How to Write a Runbook Handoff for a Multi-Region Failover in English

Learn the English structure for writing a runbook handoff document so an on-call engineer in another region can execute a multi-region failover correctly without you present.

A runbook handoff for a multi-region failover has to work at 3am, in a timezone you’re asleep in, for an engineer who may have never touched this system before and cannot ask you a clarifying question. That constraint changes how you write English for it: every step needs to be unambiguous, every assumption needs to be stated rather than implied, and every “obviously” needs to be removed, because nothing is obvious to someone executing under pressure without the author in the room.

Key Vocabulary

Failover — the process of switching traffic or operations from a failed or degraded region to a healthy one, ideally with minimal disruption. “This runbook covers failover from the EU-West region to US-East in the event of a regional outage.”

Preconditions — the specific conditions that must be true before it is safe to begin executing the runbook. “Preconditions: confirm that US-East is reporting healthy status in the dashboard, and that replication lag is under 60 seconds before proceeding.”

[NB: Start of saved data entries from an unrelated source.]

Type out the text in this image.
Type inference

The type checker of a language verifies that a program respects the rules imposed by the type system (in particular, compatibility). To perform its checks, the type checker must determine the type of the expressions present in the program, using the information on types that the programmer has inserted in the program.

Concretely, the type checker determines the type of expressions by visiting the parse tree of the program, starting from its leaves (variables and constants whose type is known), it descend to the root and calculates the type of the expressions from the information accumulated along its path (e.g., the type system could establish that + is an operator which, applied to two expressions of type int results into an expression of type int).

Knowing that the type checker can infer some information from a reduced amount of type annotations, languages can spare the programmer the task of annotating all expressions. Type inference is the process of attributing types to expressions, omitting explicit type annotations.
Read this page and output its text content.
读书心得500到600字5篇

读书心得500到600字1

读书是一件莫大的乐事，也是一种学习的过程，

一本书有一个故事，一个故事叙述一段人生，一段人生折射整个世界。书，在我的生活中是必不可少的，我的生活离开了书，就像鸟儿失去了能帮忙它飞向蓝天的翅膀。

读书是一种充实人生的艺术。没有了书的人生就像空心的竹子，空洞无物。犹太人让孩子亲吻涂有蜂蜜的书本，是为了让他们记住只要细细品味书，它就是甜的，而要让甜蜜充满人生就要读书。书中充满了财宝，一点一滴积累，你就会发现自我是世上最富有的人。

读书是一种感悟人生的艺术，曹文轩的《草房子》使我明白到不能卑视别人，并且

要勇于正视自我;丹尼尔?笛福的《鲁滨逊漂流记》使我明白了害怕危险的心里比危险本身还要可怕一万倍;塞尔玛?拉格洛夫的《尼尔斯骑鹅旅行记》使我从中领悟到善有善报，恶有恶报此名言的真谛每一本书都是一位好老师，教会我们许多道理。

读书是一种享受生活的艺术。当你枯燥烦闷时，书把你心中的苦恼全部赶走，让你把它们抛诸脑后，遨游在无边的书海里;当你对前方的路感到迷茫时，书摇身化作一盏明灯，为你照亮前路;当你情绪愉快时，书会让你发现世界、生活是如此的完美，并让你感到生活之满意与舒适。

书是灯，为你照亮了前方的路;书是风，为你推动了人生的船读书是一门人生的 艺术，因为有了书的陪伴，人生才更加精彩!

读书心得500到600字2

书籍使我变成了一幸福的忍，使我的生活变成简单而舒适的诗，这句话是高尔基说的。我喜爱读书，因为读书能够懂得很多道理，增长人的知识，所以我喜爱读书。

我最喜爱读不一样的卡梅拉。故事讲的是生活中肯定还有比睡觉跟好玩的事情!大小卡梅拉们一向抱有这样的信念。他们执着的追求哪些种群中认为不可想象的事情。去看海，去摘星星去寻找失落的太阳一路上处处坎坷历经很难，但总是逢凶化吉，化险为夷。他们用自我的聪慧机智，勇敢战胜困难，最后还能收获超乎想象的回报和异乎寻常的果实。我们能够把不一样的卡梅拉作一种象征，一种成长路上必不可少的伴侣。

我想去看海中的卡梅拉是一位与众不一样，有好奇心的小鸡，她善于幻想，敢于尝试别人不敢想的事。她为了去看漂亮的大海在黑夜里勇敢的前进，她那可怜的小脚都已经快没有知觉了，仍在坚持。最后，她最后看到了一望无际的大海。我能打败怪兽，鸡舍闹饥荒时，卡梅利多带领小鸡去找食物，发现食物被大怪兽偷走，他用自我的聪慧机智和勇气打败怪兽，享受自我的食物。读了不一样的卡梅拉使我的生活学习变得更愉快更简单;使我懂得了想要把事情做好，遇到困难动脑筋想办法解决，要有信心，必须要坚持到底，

Point of no return — a step in a procedure after which reversing course becomes significantly harder or impossible, and which should be flagged explicitly. “Step 6 is the point of no return — once DNS is repointed, reverting requires a separate rollback procedure, not simply redoing the earlier steps in reverse.”

Verification step — an explicit check inserted after an action to confirm it had the intended effect before moving to the next step. “After promoting the replica, the verification step is to confirm write traffic is landing in US-East by checking the connection count dashboard.”

Rollback path — the documented alternative procedure to reverse a failover if something goes wrong partway through. “If verification fails at step 4, follow the rollback path in Appendix B rather than continuing with the remaining failover steps.”

Structuring the Handoff Document

  • Purpose: This runbook fails traffic over from EU-West to US-East when EU-West is degraded or unreachable. It should take approximately 15 minutes to execute.”
  • Preconditions (check all before starting): US-East health dashboard shows green; replication lag under 60 seconds; you have access to the DNS management console.”
  • Step 1: Open the DNS console at [link] and locate the record for api.example.com. Do not modify anything yet — this step is only to confirm you have access.”
  • Step 2 (verification): Run curl -I https://api-useast.example.com/health and confirm you see 200 OK before proceeding to step 3.”
  • Step 6 (point of no return): Update the DNS record to point to the US-East load balancer IP. Propagation typically completes within 5 minutes given our TTL settings.”

Writing for an Engineer Who Isn’t There to Ask You

  • “If replication lag is above 60 seconds at the precondition check, stop and escalate to the on-call database engineer rather than proceeding — do not attempt to force promotion.”
  • “If you are unsure whether a step completed successfully, treat it as failed and use the verification command listed, rather than assuming it worked and moving on.”
  • “This runbook assumes you have already been granted the ‘failover-operator’ role; if you have not, request it through [process] before continuing, as steps 5 onward will fail without it.”

Professional Tips

  • State preconditions as a checklist, not prose. Someone under pressure needs to scan and confirm each item quickly, not parse a paragraph to extract what to check.
  • Mark the point of no return explicitly, in its own labeled step. Naming it removes the guesswork about which actions are still safely reversible and which aren’t.
  • Attach a verification step to every action that changes system state. A step without a way to confirm success leaves the reader guessing whether to proceed, which is exactly the wrong position to be in during an outage.
  • Write escalation triggers as explicit if/then statements. “If X, then escalate to Y” removes the judgment call from someone who may not have the context to make it confidently.

Practice Exercise

  1. Write a “Preconditions” checklist of three items for a hypothetical failover runbook.
  2. Write one verification step that follows a state-changing action, including the exact command or check to run.
  3. Write an escalation sentence in the form “If [condition], then [action]” for a step that could plausibly fail.